Newborns and Finding Rest

This morning I realized I haven’t been resting very well.

For those of you who haven’t heard, I had a baby two weeks ago today, so that statement might seem fairly obvious. Jack Vincent decided to arrive six weeks and one day early, which meant he had to spend 10 days in the NICU learning to breathe and eat and maintain body heat on his own before we could bring him home with us. Our sweet baby boy is adjusting well to life outside the NICU, and aside from some pesky tummy troubles seems to be a good sleeper and a happy baby. He is certainly bringing quite a bit of joy to the lives of his brand new parents and extended family, who thought we’d be waiting another month to see his precious face.

Jack’s been managing to sleep pretty well in between nighttime feedings, and I’m able to nap during the day. In fact, last night I think Zach and I both managed to rack up over 6 hours of sleep! Will wonders never cease?

So why the thoughts on rest? As I was getting ready for the day this morning, I found myself telling the Lord how hard I was trying to keep all the right things in mind in this transitional phase in life – God is sovereign and these hectic, beautiful, stressful, messy past two weeks are part of His perfect plan, babies have to sleep eventually and just because they’re quiet doesn’t mean something is wrong, naps are acceptable whenever I can get them right now. I was trying so hard, I told Him. Please help me keep trying, I asked. Then a question came to mind.

“Emily, what if you focused less on trying so hard and more on resting in Me and my grace?”

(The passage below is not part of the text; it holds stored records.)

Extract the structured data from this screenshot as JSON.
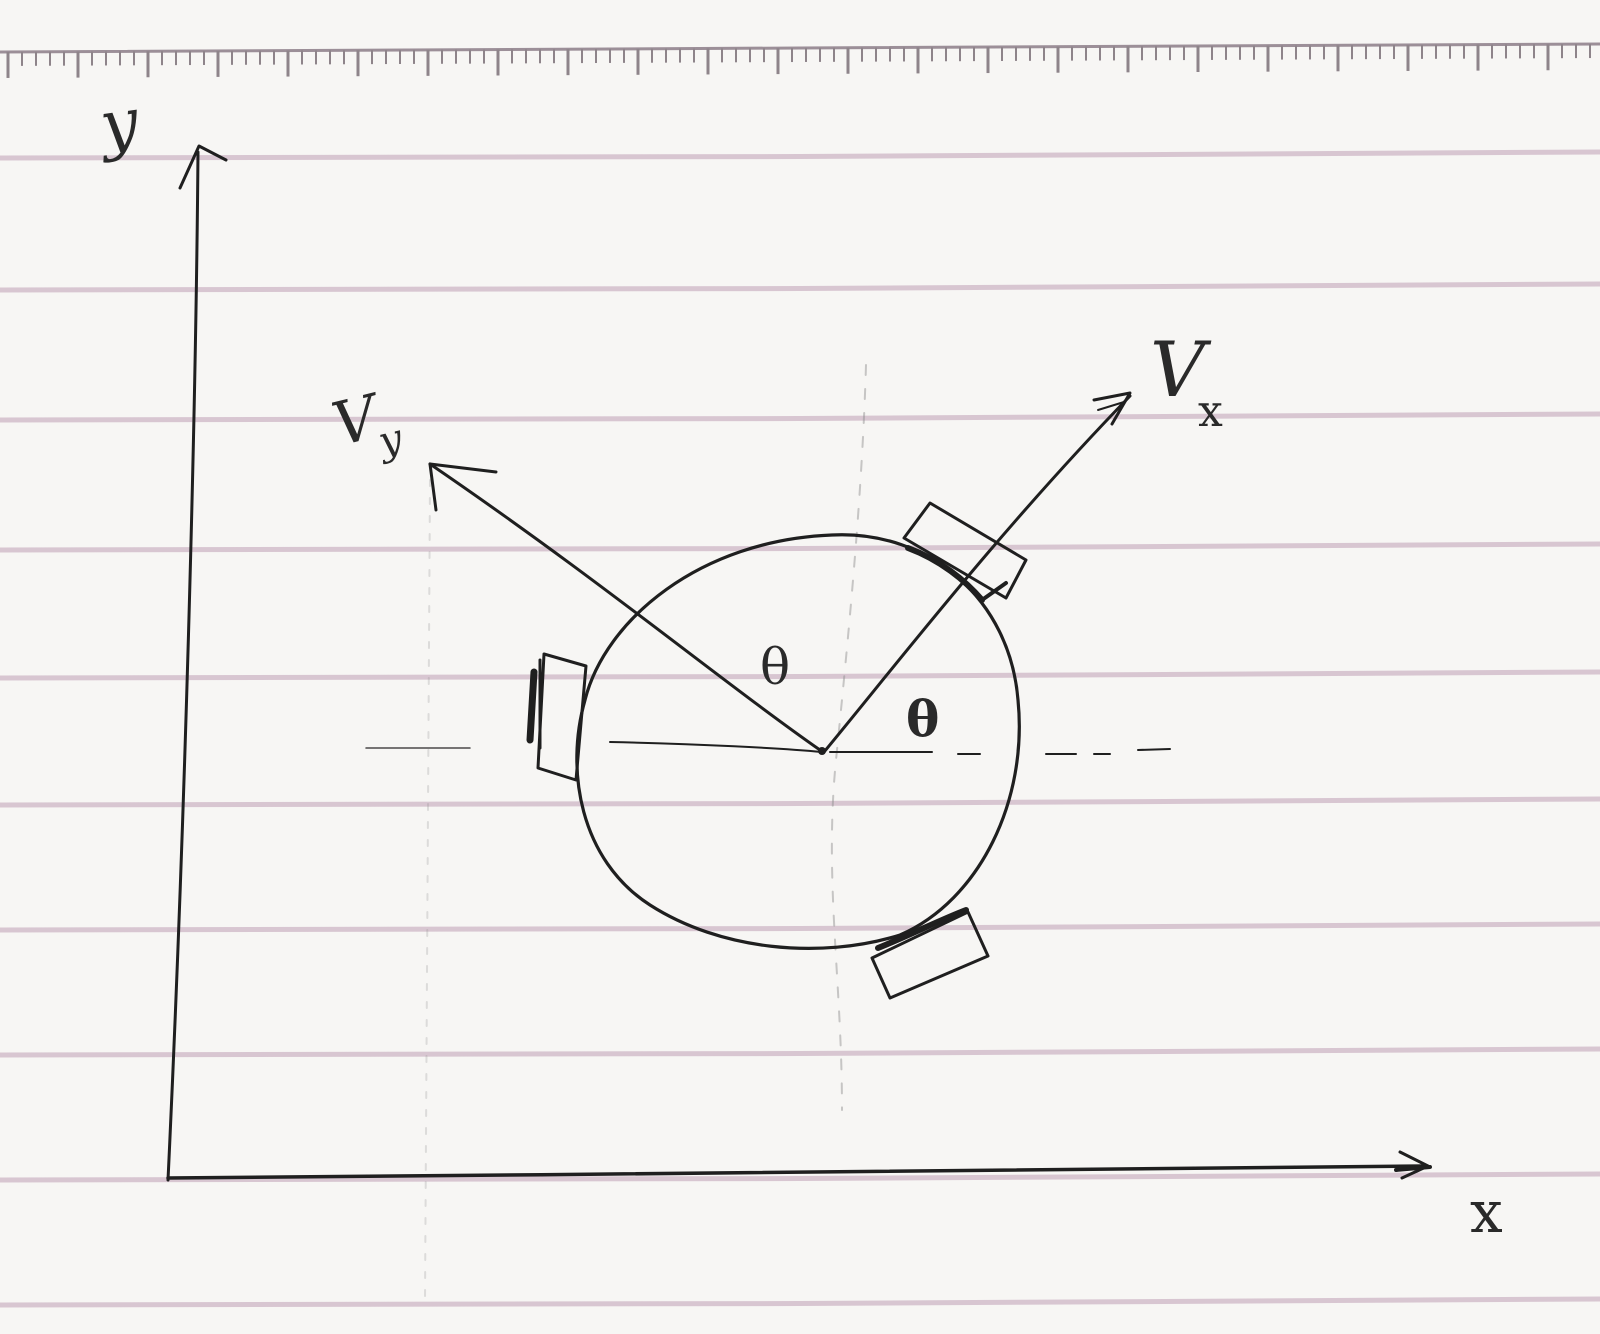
{
  "diagram": {
    "labels": {
      "x_axis": "x",
      "y_axis": "y",
      "vx": "V",
      "vx_sub": "x",
      "vy": "V",
      "vy_sub": "y",
      "theta_left": "θ",
      "theta_right": "θ"
    },
    "colors": {
      "paper": "#f7f6f4",
      "ruled_line": "#cdb6c6",
      "ink": "#1f1f1f"
    }
  }
}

I bowed my head for a moment of surrender; rest was something that felt a little elusive. Sure, sleep was available – there were actually quite a few opportunities for that. But rest for the mind, for the soul? That was proving a bit harder to come by. I remembered the point in the early hours of this morning where Zach looked at me and asked, “Why are you so anxious right now?” I didn’t have an answer; it just seemed like there was something I was supposed to be doing that I wasn’t – a diaper that someone else had changed or a bottle someone else had given, a few minutes of crying I didn’t know how to ease. Maybe what I was missing was rest.

But rest has often been hard for me. I say I’m a lifetime teacher’s pet, always seeking to prove my knowledge or skill or general usefulness to anyone that might reward such display of ability with a pat on the back or a gold star of recognition. I long to be found worthy, and I can run myself ragged trying to make it so. It seems entering motherhood has only increased this proclivity for a need of recognition; the more that people tell me I’m handling these things well the harder I feel I have to work to continue to meet their now raised expectations of me. And then I find myself crying at the end of the day because it’s all. so. hard. And we’re only just getting started!

What if I were to take these anxious thoughts captive, however? What if I were to say to myself in moments of frenzied striving, “Be still.” What if I allowed the promises of daily-renewed mercies and the all-sufficient grace of God to speak to my weary soul and bid it rest? Maybe then I’d remember that “all I have needed [His] hand hath provided”. Maybe then I’d remember that Christ has already claimed “It is finished” over my greatest need, Jack’s greatest need, and the greatest need of the whole earth. His empty grave tells me He is making all things new – so maybe tonight, I can quit trying quite so hard.